Later this summer, General Nick Carter, Head of the British Army, is expected to announce the results of his investigation into whether women should be allowed to serve in front line infantry units. The General will I know carefully consider not just their physical but also mental aptitude for the role.
This is naturally a controversial issue, but for those of us who are familiar with the incredible stories of the women agents of the Special Operations Executive (SOE) in World War Two, there is little doubt about what the evidence should reveal. These women undertook missions behind German lines fearlessly and with extraordinary utility to the Allies, aware that one mistake could result in both torture and execution. Their creativity determined the course of the war of a number of occasions, and their courage saved thousands of individual lives.
Krystyna Skarbek, nom de guerre Christine Granville, was perhaps the most accomplished of these women. The longest serving female member of the SOE, born 108 years ago today, was also Sir Winston Churchill's favourite. Described by her MI6 Handlers as ''a flaming Polish patriot...expert skier and great adventuress'', she was considered to be a law unto herself, a force of nature.
Krystyna was in Africa when war broke out but could not wait to get into the fight. In those days there was no place for women in the Army, but when she made her way to London she soon came to the attention of the Secret Intelligence Service, which recognised the value in recruiting Polish agents. Fluent in several languages, she was exceptionally good at reading personalities and was blessed with nerves of steel, a quality that would rescue very many lives, including her own.
In one of her first deployments, Krystyna established an escape line across the Tatra mountains through which she facilitated the escape of Allied prisoners and several hundred Polish pilots, who would later go on to play a decisive role in the Battle of Britain. She made six winter crossings as part of that operation, simultaneously exploiting her abilities as a skier and exceptional physical condition.

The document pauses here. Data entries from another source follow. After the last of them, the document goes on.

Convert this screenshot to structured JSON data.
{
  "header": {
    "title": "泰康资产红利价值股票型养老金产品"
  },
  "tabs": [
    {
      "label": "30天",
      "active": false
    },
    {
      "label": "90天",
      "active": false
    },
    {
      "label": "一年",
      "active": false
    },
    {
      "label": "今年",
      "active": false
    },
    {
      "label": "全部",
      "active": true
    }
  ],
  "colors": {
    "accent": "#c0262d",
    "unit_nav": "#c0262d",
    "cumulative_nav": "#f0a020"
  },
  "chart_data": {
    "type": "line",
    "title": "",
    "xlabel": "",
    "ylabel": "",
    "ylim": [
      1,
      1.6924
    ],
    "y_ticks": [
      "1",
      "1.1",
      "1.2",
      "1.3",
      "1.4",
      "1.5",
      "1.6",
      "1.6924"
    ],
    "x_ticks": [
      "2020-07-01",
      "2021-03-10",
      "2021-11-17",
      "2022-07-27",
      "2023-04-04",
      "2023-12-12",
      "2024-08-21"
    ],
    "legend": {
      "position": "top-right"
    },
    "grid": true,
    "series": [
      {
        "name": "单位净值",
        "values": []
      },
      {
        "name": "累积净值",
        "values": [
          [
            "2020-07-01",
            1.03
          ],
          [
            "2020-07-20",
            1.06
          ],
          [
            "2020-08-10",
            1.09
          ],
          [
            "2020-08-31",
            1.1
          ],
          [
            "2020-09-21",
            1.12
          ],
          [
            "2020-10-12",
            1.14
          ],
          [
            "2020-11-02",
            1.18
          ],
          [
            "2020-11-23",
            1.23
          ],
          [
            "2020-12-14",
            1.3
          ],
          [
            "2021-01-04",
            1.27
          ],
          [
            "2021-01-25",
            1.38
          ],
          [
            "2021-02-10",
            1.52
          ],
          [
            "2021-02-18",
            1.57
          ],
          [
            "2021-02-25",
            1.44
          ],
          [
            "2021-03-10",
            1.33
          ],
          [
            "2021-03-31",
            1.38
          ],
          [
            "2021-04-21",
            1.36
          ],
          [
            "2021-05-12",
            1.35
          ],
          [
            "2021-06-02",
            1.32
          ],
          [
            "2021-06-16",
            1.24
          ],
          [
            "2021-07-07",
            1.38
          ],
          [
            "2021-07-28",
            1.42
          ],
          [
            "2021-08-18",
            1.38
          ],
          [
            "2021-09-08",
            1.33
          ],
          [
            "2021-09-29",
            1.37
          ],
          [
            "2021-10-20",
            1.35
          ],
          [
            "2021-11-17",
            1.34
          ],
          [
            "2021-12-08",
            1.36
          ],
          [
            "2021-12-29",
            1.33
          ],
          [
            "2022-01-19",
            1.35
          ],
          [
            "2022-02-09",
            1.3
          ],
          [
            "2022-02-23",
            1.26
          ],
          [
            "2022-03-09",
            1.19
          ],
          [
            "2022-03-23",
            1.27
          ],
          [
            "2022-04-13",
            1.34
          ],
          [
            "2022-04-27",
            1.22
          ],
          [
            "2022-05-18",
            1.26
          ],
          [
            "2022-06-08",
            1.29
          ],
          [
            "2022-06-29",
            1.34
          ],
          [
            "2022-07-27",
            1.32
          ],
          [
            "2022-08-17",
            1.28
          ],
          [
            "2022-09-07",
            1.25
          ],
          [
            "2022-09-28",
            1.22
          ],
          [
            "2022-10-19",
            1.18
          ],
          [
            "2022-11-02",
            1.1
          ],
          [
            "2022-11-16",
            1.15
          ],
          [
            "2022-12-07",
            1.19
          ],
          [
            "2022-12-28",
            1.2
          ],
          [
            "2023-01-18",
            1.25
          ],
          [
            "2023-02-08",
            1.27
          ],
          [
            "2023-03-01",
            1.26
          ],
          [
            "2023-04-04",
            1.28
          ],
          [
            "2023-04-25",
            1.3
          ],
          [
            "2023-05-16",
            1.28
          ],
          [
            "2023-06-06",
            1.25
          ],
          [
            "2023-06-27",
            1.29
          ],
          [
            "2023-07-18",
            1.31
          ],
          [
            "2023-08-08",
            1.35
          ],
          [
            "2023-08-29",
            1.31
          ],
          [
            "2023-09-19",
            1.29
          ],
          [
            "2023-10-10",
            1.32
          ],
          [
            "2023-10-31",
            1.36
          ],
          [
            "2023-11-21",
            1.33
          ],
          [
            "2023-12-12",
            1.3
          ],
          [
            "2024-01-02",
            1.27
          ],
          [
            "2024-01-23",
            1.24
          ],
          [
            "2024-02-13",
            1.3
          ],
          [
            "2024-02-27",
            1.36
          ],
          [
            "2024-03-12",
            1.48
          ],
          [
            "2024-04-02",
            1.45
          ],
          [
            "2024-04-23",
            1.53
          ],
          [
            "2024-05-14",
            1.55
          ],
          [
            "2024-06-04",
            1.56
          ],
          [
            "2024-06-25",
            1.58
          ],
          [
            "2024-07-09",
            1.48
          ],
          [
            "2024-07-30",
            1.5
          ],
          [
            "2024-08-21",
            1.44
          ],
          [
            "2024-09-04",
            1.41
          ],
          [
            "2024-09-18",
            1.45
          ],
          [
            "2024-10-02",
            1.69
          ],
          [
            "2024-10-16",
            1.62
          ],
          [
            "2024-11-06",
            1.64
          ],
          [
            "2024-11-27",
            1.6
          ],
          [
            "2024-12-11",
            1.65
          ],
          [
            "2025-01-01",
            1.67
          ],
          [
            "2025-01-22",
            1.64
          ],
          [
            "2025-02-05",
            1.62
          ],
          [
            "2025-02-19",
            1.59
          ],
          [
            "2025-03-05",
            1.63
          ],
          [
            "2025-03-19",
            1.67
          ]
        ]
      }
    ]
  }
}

Later in the war she was sent to occupied France ahead of the D-Day invasion. When two male SOE colleagues were arrested and detained by the Gestapo, London resigned itself to their imminent execution. Krystyna, meanwhile, identified a rescue strategy that would involve gambling her life on her bluffing facilities. Assessing the brutal local head of the Gestapo to be a coward, she confessed to him that she was connected to the resistance and threatened a full Allied retaliation in the event the pair were harmed. Both were released.
In early August 1944, she made contact with Polish conscripts in the German garrison at Col de Larche, a high-altitude pass. After a two-day hike through the mountains she persuaded the Polish men to desert and then managed to convince the resident German troops to surrender.
Krystyna loved life and the freedom to enjoy it to the full. When it was threatened by invasion, occupation and terror she fought back with determination and courage matched only by the very best of the SOE's special agents in the Second World War.
We can't tell how many more Krystyna Skarbeks there are among our young women today, although I have worked with a few. What we do know is that there are plenty who share her fierce patriotism and aspire to serve their country from the front lines. Those who prove themselves fit for purpose deserve to be given the chance.